Quizá por ello es evidente que la mayoría de ataques y amenazas se han dirigido “en contra de activistas defensores del territorio, del Movimiento Político y Social Marcha Patriótica, del Consejo Regional Indígena del Cauca (Cric) y de la Asociación de Cabildos Indígenas Embera, Wounaan, Katío, Chamí y Tule, del Chocó (Asorewa), así como sus organizaciones sociales de base”.
El informe también cree que la estigmatización de líderes y lideresas sigue señalando la ruta de los asesinos: “El manejo sesgado y tendencioso de la información (en algunos medios de prensa escrita y en los canales privados de señal abierta), la estigmatización que algunos sectores hacen de las víctimas y la negación de la existencia del paramilitarismo por parte de los entes gubernamentales encargados de la seguridad nacional, conllevan a una perpetuación de la falta de garantías de seguridad para el ejercicio de la defensa de los derechos humanos y también de la impunidad frente a estos crímenes”. Y estas situaciones generan un abismo asimétrico entre “unos poderosos –que niegan la relación entre el crimen y el papel político u organizacional de la víctima– y (…) quienes afirman que el crimen pudo haber sido motivado precisamente por su trabajo político o comunitario (familiares, amigos, compañeros y miembros de la comunidad). El resultado es la construcción social de imaginarios perversos sobre los actores del conflicto y sus víctimas”.

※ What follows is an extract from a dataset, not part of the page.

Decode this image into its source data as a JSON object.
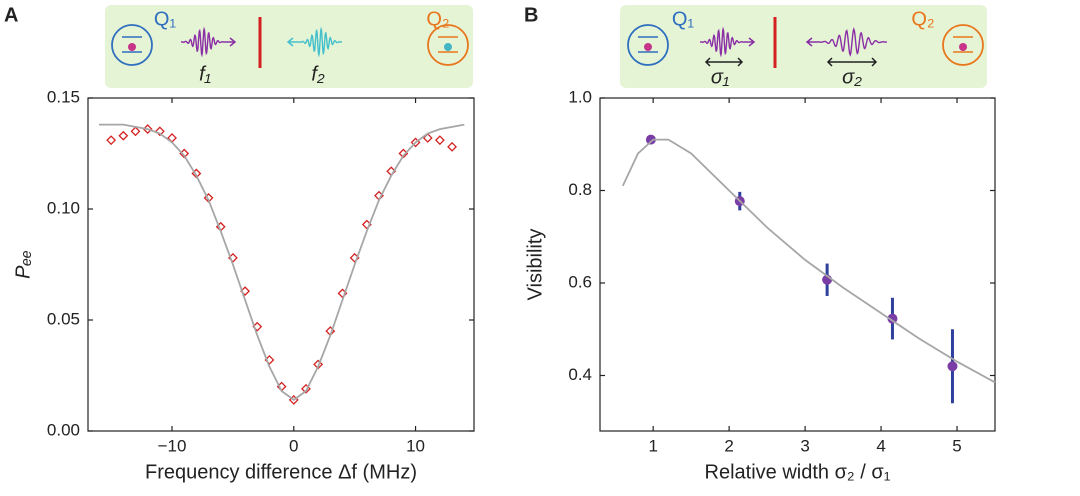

Las organizaciones que suscriben el informe también creen que es muy grave que “ya sea que reconozca la existencia de sistematicidad o no, resulta preocupante que el Estado continúe repitiendo un discurso de negaciones, semejante al que ha construido desde la década de los ochenta del siglo pasado”.
Las recomendaciones que se hacen en el informe no van más allá por activar todos los mecanismos, decretos y acuerdos contemplados en los Acuerdos de Paz puestos en marcha en noviembre de 2016 porque la realidad es que, en el primer semestre de 2017 “no se perciben avances en términos de disminución de agresiones, ni de garantías de seguridad para la labor de líderes sociales y defensores de derechos humanos; por el contrario, la situación empeora: comparando el primer semestre con lo sucedido en 2015 y 2016, observamos que este año se registra un incremento en las violaciones al derecho a la vida de líderes sociales y defensores de derechos humanos”.
No cambia en 2017 el perfil de las víctimas y eso habla de un patrón que, aún negado por el Estado, las cifras señalan de forma terca. Las víctimas “continúan siendo principalmente dignatarios y miembros de Juntas de Acción Comunal, miembros de movimientos políticos –principalmente de Marcha Patriótica–, de organizaciones afros e indígenas –como Afrodes, cabildos, resguardos y consejos comunitarios–, líderes de organizaciones campesinas, sindicalistas, defensores del medio ambiente, abogados defensores de derechos humanos, activistas defensores de víctimas, activistas LGBTI y reclamantes de tierras”.
La paz no llega a líderes ni defensores. Quizá por ello, en el actual cese al fuego bilateral y temporal entre el Gobierno y el ELN la guerrilla ha insistido en el punto uno de los cuatro compromisos del Estado: “Se fortalecerá el llamado sistema de alertas tempranas para que la protección a los líderes sociales se fortalezca en todo lo concerniente al aviso de amenazas, a su trámite, investigación y difusión pública de los resultados”.